Indeed the Spanish media and Partido Popular wouldn’t want it to either. The word in Spain’s press is that Gibraltar will be on the agenda. As the meeting is in Madrid Rajoy’s clerks probably wrote same agenda so that is no surprise.

So what is the scenario? Will Gibraltar and its sovereignty be on the agenda? Will Cameron refuse to discuss it without us being present and then state in no uncertain terms his mantra on our right to self determination adding in the Falklands for good measure. If that is the scenario then let’s hope so.

Yet is that good enough? Spain is challenging Britain’s sovereignty over our territorial waters. Spain is challenging our sovereignty over our airspace. Logically Gibraltar should be an issue and an urgent issue at that and so be on the agenda?
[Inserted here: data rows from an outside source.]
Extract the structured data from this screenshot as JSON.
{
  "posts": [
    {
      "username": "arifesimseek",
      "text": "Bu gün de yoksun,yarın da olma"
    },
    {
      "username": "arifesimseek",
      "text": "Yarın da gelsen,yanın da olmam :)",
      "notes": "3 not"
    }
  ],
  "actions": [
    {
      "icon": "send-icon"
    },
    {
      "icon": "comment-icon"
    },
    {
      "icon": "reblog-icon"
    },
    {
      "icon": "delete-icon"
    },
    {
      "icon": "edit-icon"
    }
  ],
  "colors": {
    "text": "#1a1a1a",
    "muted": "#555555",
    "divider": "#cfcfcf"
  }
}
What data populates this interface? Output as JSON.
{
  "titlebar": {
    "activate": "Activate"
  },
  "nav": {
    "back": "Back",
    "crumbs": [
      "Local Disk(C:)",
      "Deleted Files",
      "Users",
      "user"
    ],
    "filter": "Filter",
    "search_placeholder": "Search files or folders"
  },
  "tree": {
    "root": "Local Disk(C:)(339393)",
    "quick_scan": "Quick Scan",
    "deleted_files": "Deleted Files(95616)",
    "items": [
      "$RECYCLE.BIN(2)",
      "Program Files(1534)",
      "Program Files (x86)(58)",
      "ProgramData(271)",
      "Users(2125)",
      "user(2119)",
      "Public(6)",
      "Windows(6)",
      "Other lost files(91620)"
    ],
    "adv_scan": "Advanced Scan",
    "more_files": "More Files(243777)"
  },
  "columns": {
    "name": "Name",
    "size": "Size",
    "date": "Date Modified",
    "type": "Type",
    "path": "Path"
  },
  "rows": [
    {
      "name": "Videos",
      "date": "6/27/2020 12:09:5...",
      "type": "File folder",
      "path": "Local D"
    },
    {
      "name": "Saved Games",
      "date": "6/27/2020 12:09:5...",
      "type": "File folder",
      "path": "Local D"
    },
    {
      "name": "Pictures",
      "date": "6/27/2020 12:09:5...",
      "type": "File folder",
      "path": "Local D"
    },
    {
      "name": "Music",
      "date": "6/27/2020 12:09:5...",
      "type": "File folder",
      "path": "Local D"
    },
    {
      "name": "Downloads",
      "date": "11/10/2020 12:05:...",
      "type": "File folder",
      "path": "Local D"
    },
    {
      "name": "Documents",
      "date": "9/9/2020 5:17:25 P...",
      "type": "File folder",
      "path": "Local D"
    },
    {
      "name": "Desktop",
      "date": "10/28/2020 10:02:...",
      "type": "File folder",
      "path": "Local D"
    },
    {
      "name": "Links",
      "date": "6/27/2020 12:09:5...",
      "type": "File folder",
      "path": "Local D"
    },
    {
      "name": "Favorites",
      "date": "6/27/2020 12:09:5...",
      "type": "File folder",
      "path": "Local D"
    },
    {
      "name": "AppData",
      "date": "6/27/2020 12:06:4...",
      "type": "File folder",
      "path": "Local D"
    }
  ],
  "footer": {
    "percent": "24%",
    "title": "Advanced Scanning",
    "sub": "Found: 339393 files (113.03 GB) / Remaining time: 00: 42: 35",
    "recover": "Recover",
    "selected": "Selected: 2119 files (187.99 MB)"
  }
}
At the top.

However if it is, if Cameron is going to Madrid for more than a photo opportunity and to down some Rioja and tapa, then we should be there too. If our territorial waters, our air space, our right to control our environment, which are all matters of sovereignty, are on the agenda then we should be there. Not our chief minister as a prime-ministerial bag carrier but under our own flag.

Of course if that happened then Rajoy would refuse to meet. Good. The sooner Spain understands that it cannot have it churros and eat it the better. The sooner it realises that it cannot challenge Britain’s and our sovereignty over Gibraltar, our Rock, the better. If that means that Rajoy loses an ally in Europe, so be it. So will Cameron play hard ball with Rajoy or show he has no balls at all: I suspect we know the answer to that one.

In the meantime time the Spanish media will cause mischief by churning out misinformation, sowing the seeds of doubt and creating the impression that two flag talks took place on a three flag issue. Of course all of this will fall on deaf ears here on the Rock. Ok on most of the Rock. There are still ‘palomos’ around who will feed eagerly off these crumbs and make a meal out of them. You have been warned.